The fact is that there are only extremes in Velp. Smelly woodcutter shirt sits next to slick hairdo and deodorant excess. Even my immediate surrounding is one of cluttered chaos: from metrosexual to falconer, not forgetting the egg white gobbler, hunter and (disowned in the meantime) vegetarian. During the elections, we cast different votes - for the Party for the Freedom to the Democrats66, for the Christian Democratic Appeal to the Green Left, and still have enough voting forms to spare. Our contrasts have already given rise to many a hilarious episode. Take the fanatic meat eater who fell in love with a vegetarian. (He managed to get her so far as to eat hare meat one day, but that ended in vomitting in the toilet.)

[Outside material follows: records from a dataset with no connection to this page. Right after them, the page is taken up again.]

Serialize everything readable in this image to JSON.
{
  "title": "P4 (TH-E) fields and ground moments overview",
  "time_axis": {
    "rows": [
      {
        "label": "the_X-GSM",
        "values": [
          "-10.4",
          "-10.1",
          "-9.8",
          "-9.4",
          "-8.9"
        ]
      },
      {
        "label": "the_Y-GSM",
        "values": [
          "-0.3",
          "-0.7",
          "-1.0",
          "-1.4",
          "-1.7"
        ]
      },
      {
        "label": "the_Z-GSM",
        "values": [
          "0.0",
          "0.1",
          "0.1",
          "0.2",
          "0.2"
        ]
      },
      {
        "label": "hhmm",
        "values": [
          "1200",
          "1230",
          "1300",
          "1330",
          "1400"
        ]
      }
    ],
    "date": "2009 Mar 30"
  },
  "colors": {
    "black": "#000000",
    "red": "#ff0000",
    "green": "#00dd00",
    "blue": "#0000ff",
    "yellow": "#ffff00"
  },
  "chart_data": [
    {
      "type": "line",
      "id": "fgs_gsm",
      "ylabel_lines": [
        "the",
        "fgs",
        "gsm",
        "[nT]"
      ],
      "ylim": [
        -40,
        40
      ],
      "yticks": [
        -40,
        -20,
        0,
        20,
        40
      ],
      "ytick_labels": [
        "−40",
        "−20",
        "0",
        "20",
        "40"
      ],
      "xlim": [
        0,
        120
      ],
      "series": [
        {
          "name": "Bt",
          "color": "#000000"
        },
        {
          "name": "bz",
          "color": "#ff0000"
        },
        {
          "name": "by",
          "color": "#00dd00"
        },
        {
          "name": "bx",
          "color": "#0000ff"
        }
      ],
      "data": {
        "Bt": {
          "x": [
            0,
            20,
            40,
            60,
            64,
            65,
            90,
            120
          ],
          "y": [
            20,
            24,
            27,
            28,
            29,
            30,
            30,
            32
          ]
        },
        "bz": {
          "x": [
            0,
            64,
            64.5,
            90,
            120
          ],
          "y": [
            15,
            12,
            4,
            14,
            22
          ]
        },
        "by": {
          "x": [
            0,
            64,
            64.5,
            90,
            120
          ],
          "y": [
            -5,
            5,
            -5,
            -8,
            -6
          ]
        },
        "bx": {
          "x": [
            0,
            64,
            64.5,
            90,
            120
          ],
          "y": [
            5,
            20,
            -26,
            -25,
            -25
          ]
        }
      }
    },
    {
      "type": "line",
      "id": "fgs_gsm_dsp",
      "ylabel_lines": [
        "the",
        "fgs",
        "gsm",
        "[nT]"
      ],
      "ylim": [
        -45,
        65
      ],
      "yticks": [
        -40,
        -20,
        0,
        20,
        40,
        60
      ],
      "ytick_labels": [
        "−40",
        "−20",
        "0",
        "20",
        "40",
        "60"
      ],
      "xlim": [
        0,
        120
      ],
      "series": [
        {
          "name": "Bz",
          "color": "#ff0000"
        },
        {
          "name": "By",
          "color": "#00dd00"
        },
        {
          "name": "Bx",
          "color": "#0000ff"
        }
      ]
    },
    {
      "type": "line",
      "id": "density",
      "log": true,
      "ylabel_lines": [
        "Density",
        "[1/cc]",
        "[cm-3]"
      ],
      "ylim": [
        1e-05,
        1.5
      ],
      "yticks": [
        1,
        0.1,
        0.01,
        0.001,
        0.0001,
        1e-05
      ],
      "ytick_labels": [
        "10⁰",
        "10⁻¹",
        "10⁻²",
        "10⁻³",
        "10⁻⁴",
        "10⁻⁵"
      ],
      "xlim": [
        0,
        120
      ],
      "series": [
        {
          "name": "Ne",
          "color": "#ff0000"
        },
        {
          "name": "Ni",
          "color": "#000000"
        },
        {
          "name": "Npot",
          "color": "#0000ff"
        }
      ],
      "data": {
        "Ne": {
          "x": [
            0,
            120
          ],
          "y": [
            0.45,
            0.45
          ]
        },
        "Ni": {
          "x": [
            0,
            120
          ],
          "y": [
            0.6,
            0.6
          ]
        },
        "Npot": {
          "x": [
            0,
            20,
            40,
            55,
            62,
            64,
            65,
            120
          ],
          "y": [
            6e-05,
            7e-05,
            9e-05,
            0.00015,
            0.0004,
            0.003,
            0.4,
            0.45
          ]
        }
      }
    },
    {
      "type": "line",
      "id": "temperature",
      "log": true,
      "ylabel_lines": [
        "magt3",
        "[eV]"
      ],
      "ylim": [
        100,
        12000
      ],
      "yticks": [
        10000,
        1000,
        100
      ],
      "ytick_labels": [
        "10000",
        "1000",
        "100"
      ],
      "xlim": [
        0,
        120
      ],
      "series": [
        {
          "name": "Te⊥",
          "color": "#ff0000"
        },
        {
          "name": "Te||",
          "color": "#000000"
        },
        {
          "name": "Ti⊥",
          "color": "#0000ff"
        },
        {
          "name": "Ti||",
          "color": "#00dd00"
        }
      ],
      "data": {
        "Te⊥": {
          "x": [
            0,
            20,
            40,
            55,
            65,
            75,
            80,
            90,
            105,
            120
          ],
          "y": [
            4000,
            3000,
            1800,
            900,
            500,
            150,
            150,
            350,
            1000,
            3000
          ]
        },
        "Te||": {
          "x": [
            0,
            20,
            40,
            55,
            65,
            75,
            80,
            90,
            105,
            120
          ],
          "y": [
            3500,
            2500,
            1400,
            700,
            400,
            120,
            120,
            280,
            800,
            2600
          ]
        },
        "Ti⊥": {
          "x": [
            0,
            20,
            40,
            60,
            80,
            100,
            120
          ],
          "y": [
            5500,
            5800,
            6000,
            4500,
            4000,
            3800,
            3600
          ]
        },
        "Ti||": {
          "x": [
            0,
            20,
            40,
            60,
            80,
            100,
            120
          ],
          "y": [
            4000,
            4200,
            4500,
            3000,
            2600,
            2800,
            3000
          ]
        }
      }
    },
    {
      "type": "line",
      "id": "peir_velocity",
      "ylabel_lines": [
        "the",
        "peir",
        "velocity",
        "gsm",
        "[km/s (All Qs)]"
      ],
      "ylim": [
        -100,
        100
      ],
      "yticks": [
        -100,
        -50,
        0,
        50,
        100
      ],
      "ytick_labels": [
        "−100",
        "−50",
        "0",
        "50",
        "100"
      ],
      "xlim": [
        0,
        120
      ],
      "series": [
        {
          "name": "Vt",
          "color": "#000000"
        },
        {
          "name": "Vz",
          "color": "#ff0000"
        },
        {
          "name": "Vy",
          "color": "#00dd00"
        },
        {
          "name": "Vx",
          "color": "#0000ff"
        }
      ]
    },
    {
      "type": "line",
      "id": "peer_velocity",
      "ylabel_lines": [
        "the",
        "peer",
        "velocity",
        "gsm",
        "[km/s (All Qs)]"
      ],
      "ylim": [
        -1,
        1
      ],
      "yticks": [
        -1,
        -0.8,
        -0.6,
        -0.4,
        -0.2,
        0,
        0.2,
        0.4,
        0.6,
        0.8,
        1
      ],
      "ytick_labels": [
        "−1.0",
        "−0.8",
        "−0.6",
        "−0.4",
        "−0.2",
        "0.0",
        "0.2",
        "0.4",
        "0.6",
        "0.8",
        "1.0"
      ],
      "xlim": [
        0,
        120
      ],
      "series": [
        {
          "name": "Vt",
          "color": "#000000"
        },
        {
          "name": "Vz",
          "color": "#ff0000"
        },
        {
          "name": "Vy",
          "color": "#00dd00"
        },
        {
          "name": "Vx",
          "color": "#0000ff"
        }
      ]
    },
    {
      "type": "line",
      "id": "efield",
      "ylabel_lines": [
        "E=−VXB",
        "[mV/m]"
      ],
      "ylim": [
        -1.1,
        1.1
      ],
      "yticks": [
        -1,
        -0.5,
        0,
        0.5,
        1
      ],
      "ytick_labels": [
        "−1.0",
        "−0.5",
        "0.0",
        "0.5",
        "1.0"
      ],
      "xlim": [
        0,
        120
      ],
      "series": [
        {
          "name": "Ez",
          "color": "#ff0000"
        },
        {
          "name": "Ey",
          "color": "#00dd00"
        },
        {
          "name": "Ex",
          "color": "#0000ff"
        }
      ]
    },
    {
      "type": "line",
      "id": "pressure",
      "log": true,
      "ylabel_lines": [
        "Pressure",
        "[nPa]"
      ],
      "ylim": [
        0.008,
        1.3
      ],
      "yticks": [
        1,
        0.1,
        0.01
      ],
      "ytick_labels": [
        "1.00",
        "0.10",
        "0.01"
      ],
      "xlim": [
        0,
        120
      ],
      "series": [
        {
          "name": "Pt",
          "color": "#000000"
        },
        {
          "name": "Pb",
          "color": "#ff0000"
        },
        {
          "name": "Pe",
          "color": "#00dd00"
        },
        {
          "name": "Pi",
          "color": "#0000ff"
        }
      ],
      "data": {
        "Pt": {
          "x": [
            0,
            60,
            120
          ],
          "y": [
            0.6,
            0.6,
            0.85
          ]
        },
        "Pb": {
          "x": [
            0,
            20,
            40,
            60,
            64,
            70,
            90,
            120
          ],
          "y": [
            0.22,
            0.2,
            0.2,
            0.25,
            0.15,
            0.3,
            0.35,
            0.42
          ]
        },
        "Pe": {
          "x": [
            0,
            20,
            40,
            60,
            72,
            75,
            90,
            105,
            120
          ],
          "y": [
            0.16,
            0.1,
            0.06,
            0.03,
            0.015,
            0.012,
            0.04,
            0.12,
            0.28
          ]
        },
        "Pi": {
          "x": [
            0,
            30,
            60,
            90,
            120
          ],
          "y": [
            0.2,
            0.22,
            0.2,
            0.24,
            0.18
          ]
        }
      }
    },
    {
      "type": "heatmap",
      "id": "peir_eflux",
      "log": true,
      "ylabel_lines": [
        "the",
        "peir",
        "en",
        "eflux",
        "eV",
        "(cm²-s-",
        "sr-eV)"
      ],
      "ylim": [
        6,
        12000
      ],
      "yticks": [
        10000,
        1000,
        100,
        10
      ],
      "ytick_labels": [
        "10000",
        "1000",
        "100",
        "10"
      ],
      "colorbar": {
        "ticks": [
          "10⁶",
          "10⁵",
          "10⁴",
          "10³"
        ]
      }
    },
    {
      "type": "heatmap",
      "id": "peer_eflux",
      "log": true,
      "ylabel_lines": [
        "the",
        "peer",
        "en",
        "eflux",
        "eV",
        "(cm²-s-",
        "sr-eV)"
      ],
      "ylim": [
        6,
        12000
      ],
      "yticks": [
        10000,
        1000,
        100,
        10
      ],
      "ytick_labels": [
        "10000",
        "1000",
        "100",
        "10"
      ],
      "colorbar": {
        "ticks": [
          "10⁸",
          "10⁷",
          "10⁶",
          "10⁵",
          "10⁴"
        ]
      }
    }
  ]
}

Despite all these differences, real quarrels seldom take place. Even Henk and my friends are able to get along quite amiably. You could get the impression that the entire VHL is trained in tolerance.
Yet, when it comes to the crunch, the merger of Van Hall Larenstein - known by the same name for years - into one university of applied sciences has reached an impasse. Are those in VHL Leeuwarden and Wageningen that normal?